² 2024 Gartner Role of Risk Management in Improving Decision Survey. This study was conducted to identify how risk management can improve organizations’ decision-making, including decision quality, decision speed and overall business success. It also sought to provide risk management leaders with a focus and orientation for their services. The research was conducted online from June through August 2024 among 300 respondents from organizations in North America (n = 167), EMEA (n = 80) and Asia/Pacific (n = 53). Quotas were established for company sizes and for industries (excluding government, education, and nonprofit organizations) to ensure a good representation across the sample. Organizations needed to have $100 million or more in total annual revenue for fiscal year 2023. Respondents were required to be executive leaders within three layers of the most senior executive (e.g., CEO) and not primarily from risk management functions (e.g., Enterprise Risk Management, Audit, Legal, Compliance or Information Security). They were required to be responsible or accountable for at least one major business initiative (e.g., acquisition or new product launch) and needed to receive support from the risk management function for that initiative. Disclaimer: The results of this study do not represent global findings or the market as a whole but reflect the sentiments of the respondents and companies surveyed.

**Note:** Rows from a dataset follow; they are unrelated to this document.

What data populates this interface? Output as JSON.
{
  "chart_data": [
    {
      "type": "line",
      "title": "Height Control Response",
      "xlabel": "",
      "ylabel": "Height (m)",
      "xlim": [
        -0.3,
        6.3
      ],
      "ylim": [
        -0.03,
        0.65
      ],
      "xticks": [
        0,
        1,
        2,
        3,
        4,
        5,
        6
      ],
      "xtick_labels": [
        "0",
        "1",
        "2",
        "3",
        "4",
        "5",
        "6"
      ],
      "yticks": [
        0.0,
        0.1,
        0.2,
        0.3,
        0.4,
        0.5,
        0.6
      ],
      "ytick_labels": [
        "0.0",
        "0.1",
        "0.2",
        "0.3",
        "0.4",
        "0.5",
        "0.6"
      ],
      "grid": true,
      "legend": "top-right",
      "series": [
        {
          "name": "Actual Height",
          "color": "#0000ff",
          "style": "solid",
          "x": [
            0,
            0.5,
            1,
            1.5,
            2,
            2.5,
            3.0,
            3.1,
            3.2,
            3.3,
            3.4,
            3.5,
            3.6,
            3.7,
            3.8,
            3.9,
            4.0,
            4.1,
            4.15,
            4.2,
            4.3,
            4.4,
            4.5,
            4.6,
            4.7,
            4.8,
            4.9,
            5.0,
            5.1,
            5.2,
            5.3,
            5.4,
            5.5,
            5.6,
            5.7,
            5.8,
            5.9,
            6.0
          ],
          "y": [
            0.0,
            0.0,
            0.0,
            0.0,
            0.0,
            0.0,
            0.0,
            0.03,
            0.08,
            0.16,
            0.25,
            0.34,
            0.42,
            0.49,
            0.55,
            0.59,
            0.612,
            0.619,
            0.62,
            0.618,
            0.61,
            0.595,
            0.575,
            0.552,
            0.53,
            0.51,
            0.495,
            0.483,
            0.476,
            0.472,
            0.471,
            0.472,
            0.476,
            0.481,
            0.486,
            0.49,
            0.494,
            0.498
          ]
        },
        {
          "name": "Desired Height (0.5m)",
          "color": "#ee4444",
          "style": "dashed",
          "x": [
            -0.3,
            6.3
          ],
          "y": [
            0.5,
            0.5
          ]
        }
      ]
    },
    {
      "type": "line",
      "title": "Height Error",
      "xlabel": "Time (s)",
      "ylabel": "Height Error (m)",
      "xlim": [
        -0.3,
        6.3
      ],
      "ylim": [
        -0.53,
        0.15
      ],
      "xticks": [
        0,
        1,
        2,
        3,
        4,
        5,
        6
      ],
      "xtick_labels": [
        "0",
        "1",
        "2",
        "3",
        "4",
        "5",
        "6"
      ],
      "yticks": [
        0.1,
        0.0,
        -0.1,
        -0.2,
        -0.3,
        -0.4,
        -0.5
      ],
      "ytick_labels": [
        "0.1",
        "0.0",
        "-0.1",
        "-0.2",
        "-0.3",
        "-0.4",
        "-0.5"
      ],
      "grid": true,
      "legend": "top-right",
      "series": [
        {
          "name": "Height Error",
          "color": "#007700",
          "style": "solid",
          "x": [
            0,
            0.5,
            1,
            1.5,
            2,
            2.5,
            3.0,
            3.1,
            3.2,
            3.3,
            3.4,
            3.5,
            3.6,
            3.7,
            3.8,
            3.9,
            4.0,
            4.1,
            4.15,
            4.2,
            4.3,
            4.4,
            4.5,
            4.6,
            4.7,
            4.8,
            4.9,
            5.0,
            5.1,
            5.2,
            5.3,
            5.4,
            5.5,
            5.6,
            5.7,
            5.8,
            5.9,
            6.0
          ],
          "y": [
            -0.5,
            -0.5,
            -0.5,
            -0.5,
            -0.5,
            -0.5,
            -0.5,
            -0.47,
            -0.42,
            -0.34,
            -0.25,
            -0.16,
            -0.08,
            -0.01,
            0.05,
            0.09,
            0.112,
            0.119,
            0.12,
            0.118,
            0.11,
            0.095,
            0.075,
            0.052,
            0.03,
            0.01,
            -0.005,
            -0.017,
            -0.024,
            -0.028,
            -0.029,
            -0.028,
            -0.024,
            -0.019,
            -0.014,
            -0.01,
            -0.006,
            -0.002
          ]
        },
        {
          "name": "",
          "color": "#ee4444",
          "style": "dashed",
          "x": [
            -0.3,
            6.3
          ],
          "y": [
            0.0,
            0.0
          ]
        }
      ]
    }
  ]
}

Note 1: A Definition of ERM

Enterprise risk management (ERM) is a comprehensive framework that integrates risk management practices across an organization to align with its strategic objectives and business goals. ERM encompasses the identification, assessment, mitigation and monitoring of risks, ensuring that they are managed in a holistic and coordinated manner. The integration of cyber governance, risk and compliance (cyber GRC) into ERM is essential for managing cyber risks effectively and ensuring regulatory compliance within the digital landscape.